Donnie went back to the boat early for a homemade pina colada! I think it is safe to say he likes pina coladas. The Marauder has an open bar and serves an amazing lunch. We had chicken pinchos, rice, and local mango chutney, all excellent. The drinks and meal were the best we had in Vieques. They also have plenty of “local water”, too. Modelo light, which is the local beer of choice, cheaper than water, and well, disgusting. That being said neither of us drink or like beer, so try it for yourself! On the way back, I had the best nap of my life! I literally slept the entire second half of the trip and have no regrets about doing so. That day was the most relaxed I had been in a very long time. We cannot say enough good things about our day with Marauder’s Sailing charters. You simply cannot go to Vieques and not sail with them!
That night we went to tour the bioluminescent waters of Mosquito  Bay. There are three ways to tour the bay: paddle boat, kayak, and electric boat. I think kayaking is probably ideal, but given Donnie’s fear of the water and how dark it was, we opted for the electric boat. We took an old school bus down a windy, bumpy road into pitch black darkness, then boarded a pontoon style boat and headed out into the bay. The moment the boat turned on, the agitation of the water cause the pyrodimium bahamense to GLOW! Glowing, bluish light across the water. We saw fish darting and swimming in what is called the blur effect. Then the guide brought buckets of water for us to play in.
The water literally sparkles as you move it, and sparkles on your hands! You cannot swim in the bay any longer, but we were allowed to go waist deep on the ladder, and I had to be the first one in! What an experience! We did not manage to capture it on film, but it has to be seen to be enjoyed. I could easily have stayed an extra few hours. The bay is best viewed without moonlight, and this is a rare outdoor event that is even more enjoyable in the rain. When drops hit the water it looks little stars on a black sky. We booked with Island Adventures, and will happily return, although next time we plan to take the clear kayaks out.
Our last day on Vieques we spent hanging out with the satos, wandering the sea glass beach, and indulging in Puerto Rican pastries at the panderia. We fell asleep on the beach at one point, only to wake and discover iguana tracks right over our head. Well, it is their beach after all!

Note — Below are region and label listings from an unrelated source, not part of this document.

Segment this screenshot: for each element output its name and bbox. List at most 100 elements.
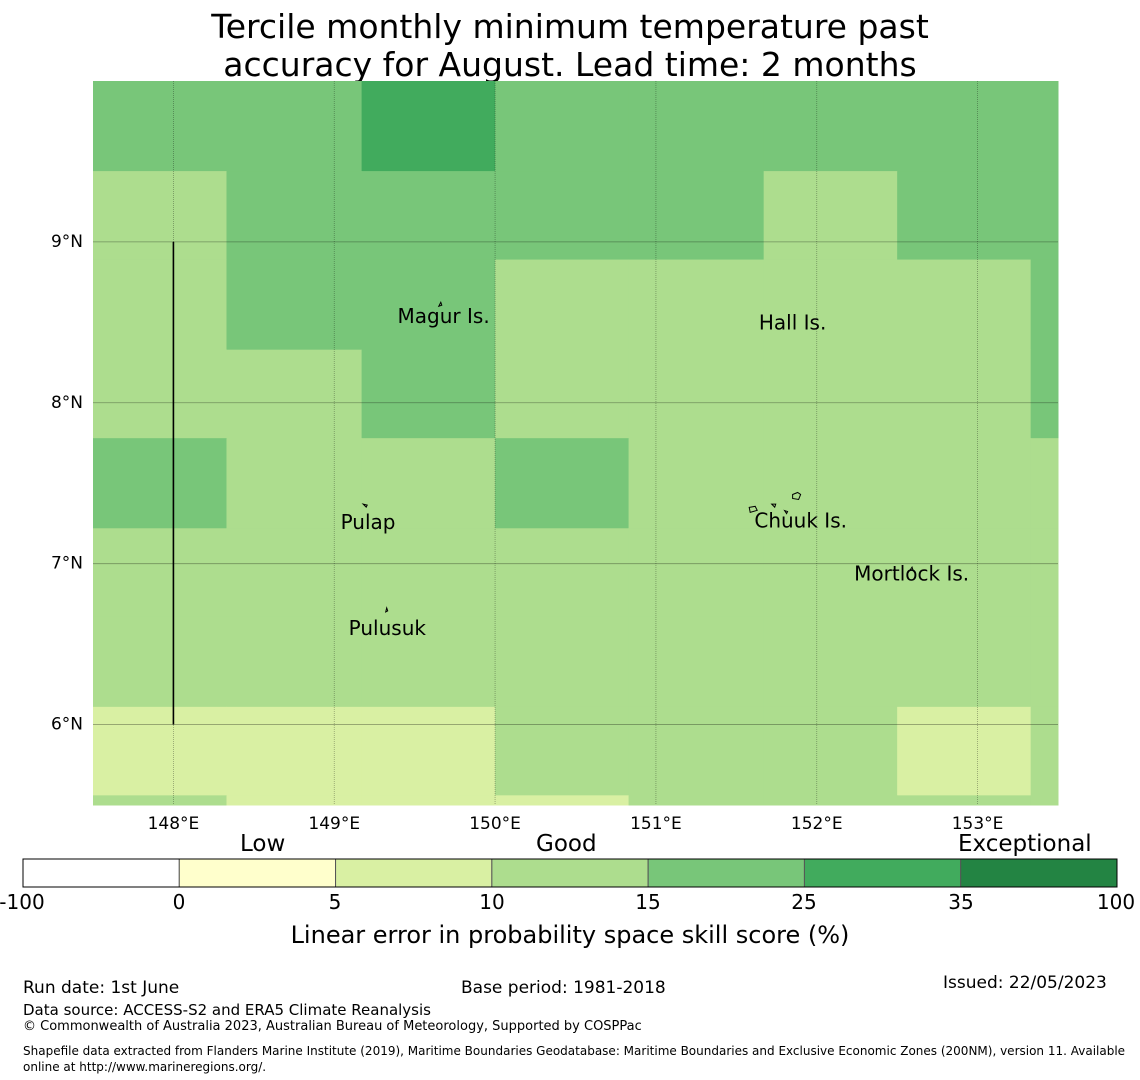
grid-cell bbox=[628, 171, 765, 261]
base-period: Base period: 1981-2018 bbox=[461, 978, 666, 998]
colorbar-tick: 15 bbox=[635, 890, 661, 914]
grid-cell bbox=[93, 706, 227, 796]
shapefile-credit-line-2: online at http://www.marineregions.org/. bbox=[23, 1060, 267, 1074]
grid-cell bbox=[763, 616, 898, 708]
grid-cell bbox=[763, 171, 898, 261]
grid-cell bbox=[226, 81, 363, 172]
category-label-low: Low bbox=[240, 831, 286, 857]
grid-cell bbox=[628, 795, 765, 806]
copyright: © Commonwealth of Australia 2023, Austra… bbox=[23, 1019, 642, 1034]
longitude-tick-label: 149°E bbox=[308, 814, 360, 834]
colorbar-tick: -100 bbox=[0, 890, 45, 914]
category-label-good: Good bbox=[536, 831, 597, 857]
grid-cell bbox=[361, 259, 496, 351]
longitude-tick-label: 153°E bbox=[952, 814, 1004, 834]
grid-cell bbox=[226, 706, 363, 796]
grid-cell bbox=[361, 795, 496, 806]
place-label: Pulusuk bbox=[349, 616, 427, 640]
grid-cell bbox=[226, 349, 363, 439]
place-label: Mortlock Is. bbox=[854, 561, 969, 585]
colorbar-tick: 10 bbox=[479, 890, 505, 914]
grid-cell bbox=[361, 81, 496, 172]
grid-cell bbox=[226, 171, 363, 261]
grid-cell bbox=[361, 528, 496, 618]
grid-cell bbox=[628, 259, 765, 351]
grid-cell bbox=[495, 349, 630, 439]
grid-cell bbox=[628, 438, 765, 529]
grid-cell bbox=[897, 616, 1032, 708]
grid-cell bbox=[226, 616, 363, 708]
grid-cell bbox=[93, 171, 227, 261]
island-outline bbox=[792, 491, 802, 501]
colorbar-segment bbox=[22, 858, 180, 888]
grid-cell bbox=[93, 259, 227, 351]
place-label: Pulap bbox=[341, 510, 396, 534]
grid-cell bbox=[628, 81, 765, 172]
grid-cell bbox=[495, 171, 630, 261]
grid-cell bbox=[1030, 795, 1059, 806]
latitude-tick-label: 7°N bbox=[51, 554, 83, 574]
colorbar-label: Linear error in probability space skill … bbox=[290, 921, 850, 949]
colorbar-tick: 25 bbox=[791, 890, 817, 914]
grid-cell bbox=[1030, 171, 1059, 261]
colorbar-frame bbox=[22, 858, 1118, 888]
grid-cell bbox=[897, 528, 1032, 618]
colorbar-segment bbox=[647, 858, 805, 888]
map-labels: Magur Is. Hall Is. Pulap Chuuk Is. Mortlock … bbox=[51, 232, 1003, 834]
grid-cell bbox=[226, 795, 363, 806]
grid-cell bbox=[628, 616, 765, 708]
grid-cell bbox=[495, 795, 630, 806]
grid-cell bbox=[93, 81, 227, 172]
grid-cell bbox=[1030, 81, 1059, 172]
data-source: Data source: ACCESS-S2 and ERA5 Climate … bbox=[23, 1001, 431, 1019]
place-label: Hall Is. bbox=[759, 310, 826, 334]
colorbar-tick: 0 bbox=[172, 890, 186, 914]
grid-cell bbox=[361, 616, 496, 708]
grid-cell bbox=[226, 438, 363, 529]
grid-cell bbox=[628, 528, 765, 618]
grid-cell bbox=[897, 438, 1032, 529]
island-outline bbox=[783, 509, 789, 515]
skill-grid-cells bbox=[93, 81, 1059, 806]
grid-cell bbox=[628, 706, 765, 796]
colorbar-segment bbox=[960, 858, 1118, 888]
grid-cell bbox=[361, 171, 496, 261]
grid-cell bbox=[763, 259, 898, 351]
colorbar-tick: 100 bbox=[1096, 890, 1136, 914]
grid-cell bbox=[226, 528, 363, 618]
grid-cell bbox=[763, 706, 898, 796]
grid-cell bbox=[897, 706, 1032, 796]
latitude-tick-label: 6°N bbox=[51, 715, 83, 735]
longitude-tick-label: 150°E bbox=[469, 814, 521, 834]
graticule-lines bbox=[93, 81, 1058, 805]
place-label: Chuuk Is. bbox=[754, 508, 847, 532]
grid-cell bbox=[897, 795, 1032, 806]
longitude-tick-label: 152°E bbox=[791, 814, 843, 834]
grid-cell bbox=[495, 706, 630, 796]
grid-cell bbox=[763, 81, 898, 172]
grid-cell bbox=[763, 349, 898, 439]
colorbar-segment bbox=[803, 858, 962, 888]
grid-cell bbox=[628, 349, 765, 439]
place-label: Magur Is. bbox=[398, 304, 490, 328]
island-outlines bbox=[361, 300, 914, 613]
island-outline bbox=[748, 505, 758, 513]
grid-cell bbox=[93, 349, 227, 439]
grid-cell bbox=[93, 528, 227, 618]
grid-cell bbox=[1030, 616, 1059, 708]
grid-cell bbox=[763, 795, 898, 806]
island-outline bbox=[437, 300, 443, 308]
island-outline bbox=[361, 503, 368, 508]
latitude-tick-label: 9°N bbox=[51, 232, 83, 252]
grid-cell bbox=[1030, 349, 1059, 439]
grid-cell bbox=[226, 259, 363, 351]
run-date: Run date: 1st June bbox=[23, 978, 180, 998]
grid-cell bbox=[897, 81, 1032, 172]
grid-cell bbox=[1030, 438, 1059, 529]
chart-title-line-2: accuracy for August. Lead time: 2 months bbox=[223, 45, 917, 84]
shapefile-credit-line-1: Shapefile data extracted from Flanders M… bbox=[23, 1044, 1126, 1058]
grid-cell bbox=[361, 706, 496, 796]
latitude-tick-label: 8°N bbox=[51, 393, 83, 413]
grid-cell bbox=[495, 528, 630, 618]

The important things to remember on Vieques:  Everything is imported, so everything will cost more. Convenience is not cheap. The island is unspoiled and undeveloped, and hopefully it will stay that way. Try your hardest not to leave a nasty impression of tourist there. Take the “go home gringos y gringas” signs lightly and don’t be an ass to the locals. It is their home and they are sharing it with you, be a gracious guest. The sun is very direct, and you will need twice as much water as normal. Do not be in a hurry. Help the local animal shelter! There is no Starbucks or fast food to buy so donate to the satos.  They will touch your heart forever.